Steve Worona's avatar

Rob from the rich and give to the poor, what could be more subversive?

Robot Bender's avatar

Did they still run Rocky and Bullwinkle? Talk about subversive! 😆

Sarah's avatar

Memory is truly an amazing thing. As soon as I read your reference to "The Swamp Fox" before I came across the link, the theme song began running through my head -- stored by an 8 year old's brain. I'll have to send it to my brother and see if his 6 year old brain retained the tune.

LynnB's avatar

Hats never came off in the 50's and 60's. It must have been some kind of law.

His second. "Give me hand" should have been, "give me a leg up", but that is just the old equestrian in me complaining.

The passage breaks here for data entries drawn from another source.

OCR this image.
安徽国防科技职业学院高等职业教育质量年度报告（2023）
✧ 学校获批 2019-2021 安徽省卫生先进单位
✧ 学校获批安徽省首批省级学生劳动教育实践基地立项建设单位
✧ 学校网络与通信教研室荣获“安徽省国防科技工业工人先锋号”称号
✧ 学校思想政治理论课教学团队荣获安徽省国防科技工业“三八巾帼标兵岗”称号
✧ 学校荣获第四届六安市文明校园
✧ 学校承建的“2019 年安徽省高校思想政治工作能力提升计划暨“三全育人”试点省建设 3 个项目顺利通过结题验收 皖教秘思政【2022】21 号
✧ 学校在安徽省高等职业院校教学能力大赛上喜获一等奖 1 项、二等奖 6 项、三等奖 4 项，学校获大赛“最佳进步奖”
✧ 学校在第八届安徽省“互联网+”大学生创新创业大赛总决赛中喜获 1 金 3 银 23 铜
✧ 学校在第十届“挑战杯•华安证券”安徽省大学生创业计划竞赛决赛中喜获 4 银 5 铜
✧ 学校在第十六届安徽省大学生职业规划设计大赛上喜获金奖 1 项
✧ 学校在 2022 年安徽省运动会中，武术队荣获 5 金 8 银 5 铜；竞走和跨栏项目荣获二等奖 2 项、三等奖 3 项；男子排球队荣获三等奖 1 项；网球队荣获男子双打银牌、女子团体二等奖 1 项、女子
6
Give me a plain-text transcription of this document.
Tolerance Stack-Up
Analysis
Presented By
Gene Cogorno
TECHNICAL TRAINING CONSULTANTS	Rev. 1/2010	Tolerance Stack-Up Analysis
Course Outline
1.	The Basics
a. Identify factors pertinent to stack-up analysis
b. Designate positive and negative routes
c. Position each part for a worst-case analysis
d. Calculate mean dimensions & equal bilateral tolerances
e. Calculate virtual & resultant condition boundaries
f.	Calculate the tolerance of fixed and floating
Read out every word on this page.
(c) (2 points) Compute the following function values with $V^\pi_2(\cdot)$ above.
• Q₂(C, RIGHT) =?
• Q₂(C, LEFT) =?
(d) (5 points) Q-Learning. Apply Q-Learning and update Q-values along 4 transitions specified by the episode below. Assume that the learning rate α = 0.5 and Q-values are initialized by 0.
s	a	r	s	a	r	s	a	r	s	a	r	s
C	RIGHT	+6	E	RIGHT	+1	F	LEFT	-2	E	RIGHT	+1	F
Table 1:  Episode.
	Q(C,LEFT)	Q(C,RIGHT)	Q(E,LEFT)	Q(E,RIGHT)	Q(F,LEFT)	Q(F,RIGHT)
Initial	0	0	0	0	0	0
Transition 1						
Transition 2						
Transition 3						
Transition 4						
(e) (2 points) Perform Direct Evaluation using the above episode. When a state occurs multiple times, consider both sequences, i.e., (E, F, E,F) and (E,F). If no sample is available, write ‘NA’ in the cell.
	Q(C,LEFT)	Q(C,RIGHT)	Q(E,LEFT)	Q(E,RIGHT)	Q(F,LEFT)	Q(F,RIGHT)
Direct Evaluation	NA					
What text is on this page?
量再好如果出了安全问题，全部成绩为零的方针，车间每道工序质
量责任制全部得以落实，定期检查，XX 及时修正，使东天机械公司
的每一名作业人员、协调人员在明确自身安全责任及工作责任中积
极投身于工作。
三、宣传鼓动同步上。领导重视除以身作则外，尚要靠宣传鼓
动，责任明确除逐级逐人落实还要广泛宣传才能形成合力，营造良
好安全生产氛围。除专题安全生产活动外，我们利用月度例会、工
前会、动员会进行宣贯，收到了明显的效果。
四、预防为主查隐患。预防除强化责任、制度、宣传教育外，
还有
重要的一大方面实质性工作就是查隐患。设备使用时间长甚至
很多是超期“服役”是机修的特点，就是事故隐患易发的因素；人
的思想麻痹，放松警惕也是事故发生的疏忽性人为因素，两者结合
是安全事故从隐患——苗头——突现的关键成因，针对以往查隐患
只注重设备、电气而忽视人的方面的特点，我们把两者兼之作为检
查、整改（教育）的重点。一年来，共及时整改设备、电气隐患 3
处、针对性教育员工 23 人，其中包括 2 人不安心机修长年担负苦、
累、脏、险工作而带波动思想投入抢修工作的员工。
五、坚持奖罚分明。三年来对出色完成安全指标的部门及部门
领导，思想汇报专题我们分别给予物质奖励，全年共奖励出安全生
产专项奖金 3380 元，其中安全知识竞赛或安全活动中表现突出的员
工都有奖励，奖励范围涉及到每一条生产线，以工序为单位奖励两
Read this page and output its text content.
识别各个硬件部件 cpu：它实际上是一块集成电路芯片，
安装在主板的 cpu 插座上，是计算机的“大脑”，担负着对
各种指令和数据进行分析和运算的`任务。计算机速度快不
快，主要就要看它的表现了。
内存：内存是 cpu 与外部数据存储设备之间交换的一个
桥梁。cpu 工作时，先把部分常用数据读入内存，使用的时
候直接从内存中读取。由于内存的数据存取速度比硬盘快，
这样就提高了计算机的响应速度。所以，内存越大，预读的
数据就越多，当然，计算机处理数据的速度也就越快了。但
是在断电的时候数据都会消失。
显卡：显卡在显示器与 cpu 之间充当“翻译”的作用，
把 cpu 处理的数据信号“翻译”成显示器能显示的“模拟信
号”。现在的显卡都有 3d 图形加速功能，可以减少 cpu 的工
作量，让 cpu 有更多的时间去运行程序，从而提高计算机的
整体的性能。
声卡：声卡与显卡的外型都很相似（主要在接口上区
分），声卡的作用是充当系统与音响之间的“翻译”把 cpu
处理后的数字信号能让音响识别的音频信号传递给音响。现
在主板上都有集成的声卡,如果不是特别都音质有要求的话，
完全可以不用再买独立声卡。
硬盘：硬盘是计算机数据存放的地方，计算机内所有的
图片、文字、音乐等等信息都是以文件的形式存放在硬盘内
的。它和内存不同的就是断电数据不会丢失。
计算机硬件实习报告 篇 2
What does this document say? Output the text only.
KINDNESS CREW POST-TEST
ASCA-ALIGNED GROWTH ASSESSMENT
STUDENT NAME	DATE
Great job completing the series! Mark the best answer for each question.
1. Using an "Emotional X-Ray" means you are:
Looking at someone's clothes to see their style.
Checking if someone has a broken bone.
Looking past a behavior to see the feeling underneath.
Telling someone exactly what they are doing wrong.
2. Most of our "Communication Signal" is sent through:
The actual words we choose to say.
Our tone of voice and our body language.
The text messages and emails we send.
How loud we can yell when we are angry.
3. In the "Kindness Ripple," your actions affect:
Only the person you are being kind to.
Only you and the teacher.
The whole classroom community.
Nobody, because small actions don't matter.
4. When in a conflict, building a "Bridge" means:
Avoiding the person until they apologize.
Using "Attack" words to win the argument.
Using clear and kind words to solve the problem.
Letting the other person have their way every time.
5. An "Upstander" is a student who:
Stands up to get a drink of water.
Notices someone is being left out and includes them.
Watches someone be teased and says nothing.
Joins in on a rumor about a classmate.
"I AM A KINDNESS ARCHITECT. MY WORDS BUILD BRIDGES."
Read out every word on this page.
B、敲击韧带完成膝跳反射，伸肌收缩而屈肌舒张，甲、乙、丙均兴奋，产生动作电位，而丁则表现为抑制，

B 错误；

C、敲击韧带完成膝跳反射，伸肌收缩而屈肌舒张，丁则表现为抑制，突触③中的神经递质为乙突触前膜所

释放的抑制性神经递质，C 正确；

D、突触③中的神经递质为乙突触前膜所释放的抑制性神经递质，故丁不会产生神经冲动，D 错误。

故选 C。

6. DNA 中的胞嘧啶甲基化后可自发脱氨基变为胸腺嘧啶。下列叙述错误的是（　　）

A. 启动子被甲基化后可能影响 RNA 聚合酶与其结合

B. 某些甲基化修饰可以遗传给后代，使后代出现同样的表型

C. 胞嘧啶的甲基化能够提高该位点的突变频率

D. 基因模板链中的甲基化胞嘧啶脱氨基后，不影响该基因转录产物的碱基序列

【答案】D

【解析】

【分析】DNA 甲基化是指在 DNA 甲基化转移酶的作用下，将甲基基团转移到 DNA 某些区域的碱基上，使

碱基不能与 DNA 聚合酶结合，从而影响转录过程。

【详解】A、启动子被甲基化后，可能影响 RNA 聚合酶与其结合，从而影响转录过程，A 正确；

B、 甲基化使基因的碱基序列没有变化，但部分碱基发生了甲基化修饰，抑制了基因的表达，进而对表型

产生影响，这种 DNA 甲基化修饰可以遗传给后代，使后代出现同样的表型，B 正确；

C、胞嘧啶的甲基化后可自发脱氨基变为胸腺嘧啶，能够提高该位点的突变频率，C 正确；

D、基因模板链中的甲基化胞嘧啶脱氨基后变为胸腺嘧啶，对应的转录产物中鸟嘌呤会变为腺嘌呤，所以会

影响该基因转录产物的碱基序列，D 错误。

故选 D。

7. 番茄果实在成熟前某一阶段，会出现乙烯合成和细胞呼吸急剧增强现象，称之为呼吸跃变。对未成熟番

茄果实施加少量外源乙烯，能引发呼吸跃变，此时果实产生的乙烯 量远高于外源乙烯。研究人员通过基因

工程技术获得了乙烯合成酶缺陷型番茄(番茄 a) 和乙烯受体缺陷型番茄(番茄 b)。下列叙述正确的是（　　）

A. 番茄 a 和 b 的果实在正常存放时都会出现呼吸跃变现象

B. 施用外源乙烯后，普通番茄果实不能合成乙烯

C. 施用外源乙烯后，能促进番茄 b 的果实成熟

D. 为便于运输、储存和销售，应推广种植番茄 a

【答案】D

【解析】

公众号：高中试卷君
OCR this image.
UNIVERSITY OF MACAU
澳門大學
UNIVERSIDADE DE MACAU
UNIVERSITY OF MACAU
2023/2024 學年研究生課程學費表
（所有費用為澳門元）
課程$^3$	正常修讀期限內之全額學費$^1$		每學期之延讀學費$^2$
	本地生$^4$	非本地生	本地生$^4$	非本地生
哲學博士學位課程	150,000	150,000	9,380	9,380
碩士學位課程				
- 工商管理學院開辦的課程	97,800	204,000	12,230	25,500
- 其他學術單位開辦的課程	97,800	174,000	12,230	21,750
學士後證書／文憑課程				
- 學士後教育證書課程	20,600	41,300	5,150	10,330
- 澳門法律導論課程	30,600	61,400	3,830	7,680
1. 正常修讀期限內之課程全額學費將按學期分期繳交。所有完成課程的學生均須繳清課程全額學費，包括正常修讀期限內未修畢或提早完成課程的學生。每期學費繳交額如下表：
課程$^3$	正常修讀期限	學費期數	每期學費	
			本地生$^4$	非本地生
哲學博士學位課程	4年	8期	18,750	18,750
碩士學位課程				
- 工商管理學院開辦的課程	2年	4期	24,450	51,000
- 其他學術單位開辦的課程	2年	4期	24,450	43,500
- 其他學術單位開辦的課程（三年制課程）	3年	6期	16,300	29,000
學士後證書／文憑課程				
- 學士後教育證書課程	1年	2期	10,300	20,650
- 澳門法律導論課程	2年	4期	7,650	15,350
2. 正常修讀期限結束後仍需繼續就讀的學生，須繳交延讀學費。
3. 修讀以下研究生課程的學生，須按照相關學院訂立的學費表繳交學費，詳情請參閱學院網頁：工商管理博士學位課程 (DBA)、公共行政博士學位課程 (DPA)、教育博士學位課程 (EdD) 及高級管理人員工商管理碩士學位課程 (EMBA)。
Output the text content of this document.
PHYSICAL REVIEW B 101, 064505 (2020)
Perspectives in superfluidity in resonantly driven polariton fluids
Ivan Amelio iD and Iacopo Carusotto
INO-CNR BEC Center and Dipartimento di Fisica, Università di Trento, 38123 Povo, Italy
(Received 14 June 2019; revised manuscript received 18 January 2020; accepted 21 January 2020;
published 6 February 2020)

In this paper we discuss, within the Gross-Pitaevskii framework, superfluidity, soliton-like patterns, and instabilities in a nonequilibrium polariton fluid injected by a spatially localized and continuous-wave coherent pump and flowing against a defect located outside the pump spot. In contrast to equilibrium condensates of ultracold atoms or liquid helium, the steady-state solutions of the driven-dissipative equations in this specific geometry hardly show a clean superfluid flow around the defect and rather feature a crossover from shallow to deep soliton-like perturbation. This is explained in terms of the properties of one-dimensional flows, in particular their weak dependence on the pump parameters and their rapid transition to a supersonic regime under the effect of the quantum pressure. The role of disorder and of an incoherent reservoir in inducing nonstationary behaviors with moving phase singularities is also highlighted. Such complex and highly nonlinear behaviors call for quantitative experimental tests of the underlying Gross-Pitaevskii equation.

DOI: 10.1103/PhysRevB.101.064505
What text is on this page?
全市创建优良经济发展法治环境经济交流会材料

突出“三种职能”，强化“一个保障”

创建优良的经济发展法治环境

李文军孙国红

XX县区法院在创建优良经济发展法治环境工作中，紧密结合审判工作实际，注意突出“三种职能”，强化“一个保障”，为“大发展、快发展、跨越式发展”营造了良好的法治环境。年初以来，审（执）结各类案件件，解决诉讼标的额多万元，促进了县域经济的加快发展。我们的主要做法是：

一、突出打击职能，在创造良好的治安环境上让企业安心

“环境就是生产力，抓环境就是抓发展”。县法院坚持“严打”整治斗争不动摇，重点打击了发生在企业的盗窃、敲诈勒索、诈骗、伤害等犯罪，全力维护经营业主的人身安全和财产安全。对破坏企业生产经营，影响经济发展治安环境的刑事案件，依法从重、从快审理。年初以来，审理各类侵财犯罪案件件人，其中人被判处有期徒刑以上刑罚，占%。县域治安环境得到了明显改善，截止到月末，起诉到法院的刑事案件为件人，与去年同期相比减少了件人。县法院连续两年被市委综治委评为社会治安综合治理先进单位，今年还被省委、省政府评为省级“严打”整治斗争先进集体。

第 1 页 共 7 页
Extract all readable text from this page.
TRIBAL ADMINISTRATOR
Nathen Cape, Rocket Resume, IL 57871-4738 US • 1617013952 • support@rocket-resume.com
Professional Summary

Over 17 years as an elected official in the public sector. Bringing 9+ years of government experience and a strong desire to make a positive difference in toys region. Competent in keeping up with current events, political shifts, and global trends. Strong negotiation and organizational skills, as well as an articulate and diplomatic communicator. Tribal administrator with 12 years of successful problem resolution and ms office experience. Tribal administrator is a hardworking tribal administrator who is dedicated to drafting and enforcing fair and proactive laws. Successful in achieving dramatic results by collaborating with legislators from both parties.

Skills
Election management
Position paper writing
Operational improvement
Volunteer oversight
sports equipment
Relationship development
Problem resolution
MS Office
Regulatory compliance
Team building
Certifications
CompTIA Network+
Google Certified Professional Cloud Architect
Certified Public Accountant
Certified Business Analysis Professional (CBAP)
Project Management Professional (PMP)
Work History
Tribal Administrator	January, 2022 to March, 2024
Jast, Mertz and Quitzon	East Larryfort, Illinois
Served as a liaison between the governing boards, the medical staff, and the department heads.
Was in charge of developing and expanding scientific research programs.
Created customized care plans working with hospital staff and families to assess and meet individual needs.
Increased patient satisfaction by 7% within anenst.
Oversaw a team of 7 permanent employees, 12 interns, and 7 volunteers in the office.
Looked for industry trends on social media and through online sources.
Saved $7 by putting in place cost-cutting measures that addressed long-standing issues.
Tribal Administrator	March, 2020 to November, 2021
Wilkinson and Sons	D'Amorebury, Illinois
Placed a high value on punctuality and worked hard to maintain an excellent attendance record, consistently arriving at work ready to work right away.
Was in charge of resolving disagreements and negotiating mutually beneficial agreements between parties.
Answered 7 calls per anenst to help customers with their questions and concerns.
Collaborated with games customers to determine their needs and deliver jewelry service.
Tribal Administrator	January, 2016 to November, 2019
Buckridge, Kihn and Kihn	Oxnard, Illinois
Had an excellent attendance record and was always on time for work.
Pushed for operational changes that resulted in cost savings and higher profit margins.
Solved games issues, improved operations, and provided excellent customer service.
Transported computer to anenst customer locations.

I used to watch that show. Sheesh.

Jane Kirtley's avatar

I was 6 years old when The Swamp Fox originally paired on Walt Disney Presents. Even as a child, I thought the production values were stunning. Didn't realize who played Marion until many years later when a few episodes were released on DVD. In the historical novel "Celia Garth," set in Charleston, Marion's fall from the window ostensibly occurred when he was drunk. Many, many towns and counties throughout the South and Midwest are named after him to honor his wartime heroics.

Jane Kirtley's avatar

"Aired," not "paired." Sigh.

Ed Rorie's avatar

You can click the three dots on your own comment and edit it.

Rhonda's avatar

When I was in elementary school we played Swamp Fox vs. Red Coats at recess.